The meteor exploded near the town of Viñales, in the Pinar del Río province, Friday, with witnesses reporting hearing two loud blasts as it disintegrated. The body left a huge trail of smoke in the sky and showered the ground with small rocks.
Pics and vid at link
https://www.rt.com/rtmobile/news/latest/450362/html
Valerie Villars
1st February 2019, 22:28
I might have to hustle down there. Those meteorites go for thousands of dollars.
Savannah
1st February 2019, 23:36
https://www.sott.net/
SOTTO, has section on their site, "Fire in the Skies" because its related to the coming ice age and and polar flip. If I recall correctly it has to do with changes in the Ionosphere due to changes in the sun resulting in les protection from cosmic rays and asteroids. It's predicted this will increase.
Did You See Them
2nd February 2019, 08:18
IFPZNSiCsl4
CurEus
2nd February 2019, 08:51
Savannah (http://projectavalon.net/forum4/member.php?26987-Savannah)
You are spot on with my thoughts.
I would only add that we can expect to see more and more of these incidents. There are several posts relating to upcoming "changes" we can credibly expect to see present themselves so I will not post "links" to them...but I do want to convey that I hope everyone has prepared and is engaged.
I tend to be of the opinion that things are going to become much more challenging going forward.
But............. I trust in love and life and extend my hope that everyone is and does well.
Did You See Them
5th February 2019, 09:51
Fireball Over Cuba Exploded With the Force of 1,400 Tonnes of TNT, NASA Says,
Last week, local media reports indicated that a meteorite hit the Cuban town of Viñales after soaring across the Florida Keys, with residents reporting hearing a massive sonic boom as well as seeing a trail in the sky. The event was apparently picked up by the National Weather Service Key West’s radar some 26,000 feet off the ground, as well as caught on film by locals and a webcam in Ft. Myer connected to EarthCam.
Now we know just how powerful that event was. According to new data posted by the NASA Jet Propulsion Laboratory’s Center for Near Earth Object Studies and flagged by CNET, the object’s collision with the atmosphere released the energy of around 1,400 tonnes of TNT.
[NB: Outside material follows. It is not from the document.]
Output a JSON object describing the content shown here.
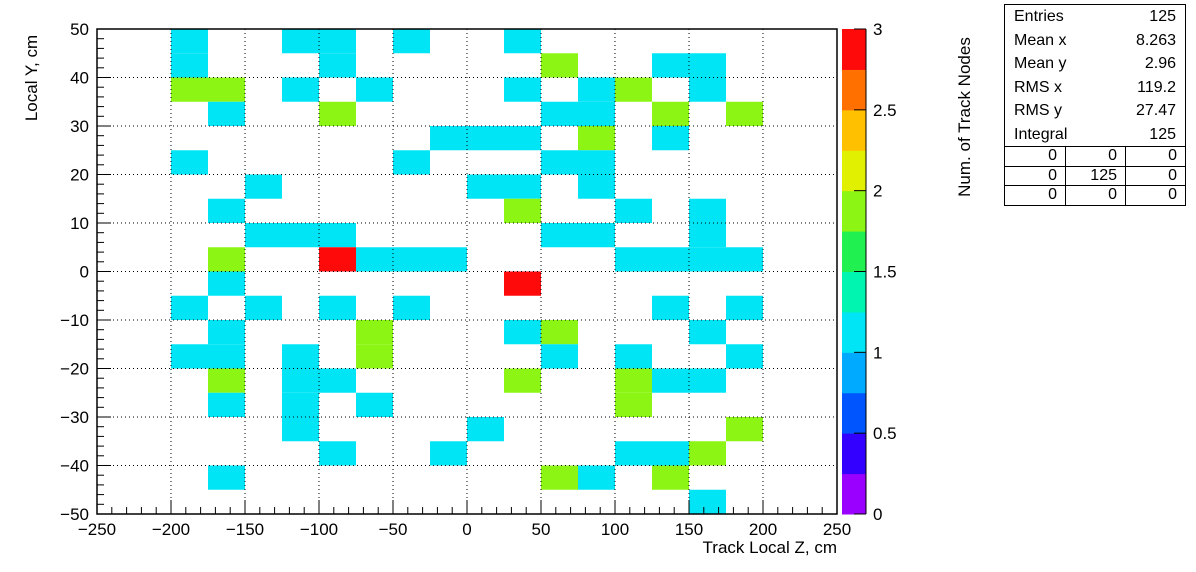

That may sound like a lot (and it is). But such events are relatively common, just usually pass without much fanfare. Roughly 71 percent of the Earth’s surface is covered by water, and humans are far from equally distributed over its land, meaning that many impacts go with few or no human eyewitnesses.
A number of impacts in 2018 exceeded last week’s, though as CNET noted, the detonation over Cuba was one of the more notable fireballs since the meteor that hit Chelyabinsk, Russia near the nation’s border with Kazakhstan in 2013. Scientists say that explosion detonated with the force of over 470 kilotons of TNT, or nearly as strong as the MK-18 “Ivy King” in 1952, the largest pure-fission bomb ever tested by the U.S. at 500 kilotons. According to a Tulane University fact sheet, the Chelyabinsk object was probably around 56-65 feet (17-20 metres) in diameter.